Le grand basculement suivra le grand remplacement des valeurs

Dans le quotidien, dans la vie ordinaire, il est assez aisé de constater une montée angoissante de l’outrance sous toutes ses formes et venant de tous les cotés. Impossible de ne pas le constater quand on tente de participer en toute sincérité au débat nécessaire à la démocratie puisque n’importe quelle prise de position provoque désormais des réactions inattendues. La fameuse dédiabolisation de la pensée conduit au refus d’accepter la moindre différence par rapport à ses certitudes. L’enkystement d’un nombre croissant de personnes dans l’irrationnel ou le déraisonnable constitue la plus grave menace que la société moderne ait connue depuis la période des années 1930.

Le doute indispensable, la remise en cause personnelle, la volonté de dépasser les apparences, la réflexion face aux événements n’appartiennent plus aux bases de la construction d’une opinion.

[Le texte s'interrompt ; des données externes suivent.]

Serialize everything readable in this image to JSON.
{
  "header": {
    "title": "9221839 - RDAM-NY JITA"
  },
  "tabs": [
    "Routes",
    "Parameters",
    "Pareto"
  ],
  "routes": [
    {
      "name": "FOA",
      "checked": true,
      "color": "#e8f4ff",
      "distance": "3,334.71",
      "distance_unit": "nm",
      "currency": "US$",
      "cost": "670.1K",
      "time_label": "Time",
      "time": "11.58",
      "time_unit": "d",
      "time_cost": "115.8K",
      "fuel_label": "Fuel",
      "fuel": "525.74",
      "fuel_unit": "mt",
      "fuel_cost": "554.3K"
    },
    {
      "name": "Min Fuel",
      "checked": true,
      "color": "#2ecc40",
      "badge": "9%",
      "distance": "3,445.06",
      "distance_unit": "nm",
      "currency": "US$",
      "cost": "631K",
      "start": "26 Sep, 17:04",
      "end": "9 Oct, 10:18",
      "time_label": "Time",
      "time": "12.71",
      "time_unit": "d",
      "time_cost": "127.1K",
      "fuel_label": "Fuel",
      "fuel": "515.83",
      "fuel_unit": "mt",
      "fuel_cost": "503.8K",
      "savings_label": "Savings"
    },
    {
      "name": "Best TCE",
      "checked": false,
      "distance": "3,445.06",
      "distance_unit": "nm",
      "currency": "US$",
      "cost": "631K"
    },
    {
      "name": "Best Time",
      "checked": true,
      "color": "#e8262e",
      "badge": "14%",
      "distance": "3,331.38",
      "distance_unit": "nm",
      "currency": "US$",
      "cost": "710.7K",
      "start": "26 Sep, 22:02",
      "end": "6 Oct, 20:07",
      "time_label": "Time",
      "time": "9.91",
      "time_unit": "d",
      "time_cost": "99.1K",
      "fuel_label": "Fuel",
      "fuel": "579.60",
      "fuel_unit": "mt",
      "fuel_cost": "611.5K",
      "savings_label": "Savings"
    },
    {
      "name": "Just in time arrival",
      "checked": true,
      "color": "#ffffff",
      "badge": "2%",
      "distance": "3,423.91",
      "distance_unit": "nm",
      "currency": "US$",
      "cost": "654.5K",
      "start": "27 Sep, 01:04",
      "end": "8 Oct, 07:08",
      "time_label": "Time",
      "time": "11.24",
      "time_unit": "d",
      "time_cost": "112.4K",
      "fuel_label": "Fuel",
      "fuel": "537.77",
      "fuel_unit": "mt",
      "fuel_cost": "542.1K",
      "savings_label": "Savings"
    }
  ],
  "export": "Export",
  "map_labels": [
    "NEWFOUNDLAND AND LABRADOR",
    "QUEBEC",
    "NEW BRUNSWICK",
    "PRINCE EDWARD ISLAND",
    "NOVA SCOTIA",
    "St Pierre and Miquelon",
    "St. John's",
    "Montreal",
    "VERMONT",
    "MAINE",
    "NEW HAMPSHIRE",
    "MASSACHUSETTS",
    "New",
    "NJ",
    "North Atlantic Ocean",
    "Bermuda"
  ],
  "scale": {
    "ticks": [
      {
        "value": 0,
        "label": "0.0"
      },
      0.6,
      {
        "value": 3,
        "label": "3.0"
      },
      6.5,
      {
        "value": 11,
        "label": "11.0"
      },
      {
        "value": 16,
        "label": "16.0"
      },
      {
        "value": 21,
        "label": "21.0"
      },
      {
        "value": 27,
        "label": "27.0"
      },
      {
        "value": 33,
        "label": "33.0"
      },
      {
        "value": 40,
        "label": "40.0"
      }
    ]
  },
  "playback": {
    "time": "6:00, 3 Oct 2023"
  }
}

En fait plus le discours est caricatural, synthétique, tonitruant plus il est accepté, admis et même démultiplié. En fait l’erreur communément commise réside dans la catégorisation de ces propos qui sont considérés comme extrémistes et donc combattus que par le mépris ou l’anathème. L’outrance verbale appartient à toutes les classes sociales et comble d’aise les exploitants d’un système médiatique taraudé par ses contraintes financières.

A tous les échelons la modération n’a plus sa place. Pour être entendu et considéré il devient indispensable de se ranger derrière la bannière d’un anti-quelque chose. Des armées du non-dit se constituent en silence et sortiront de l’ombre au moment le plus opportun. Elles appliqueront dans le sens inverse de celui que voulait illustrer la phrase d’Abraham Lincoln, « un bulletin de vote (soi) plus fort qu’une balle de fusil », et tireront à vue sur celles et ceux qui tenteront de barrer la route à leurs « croyances ».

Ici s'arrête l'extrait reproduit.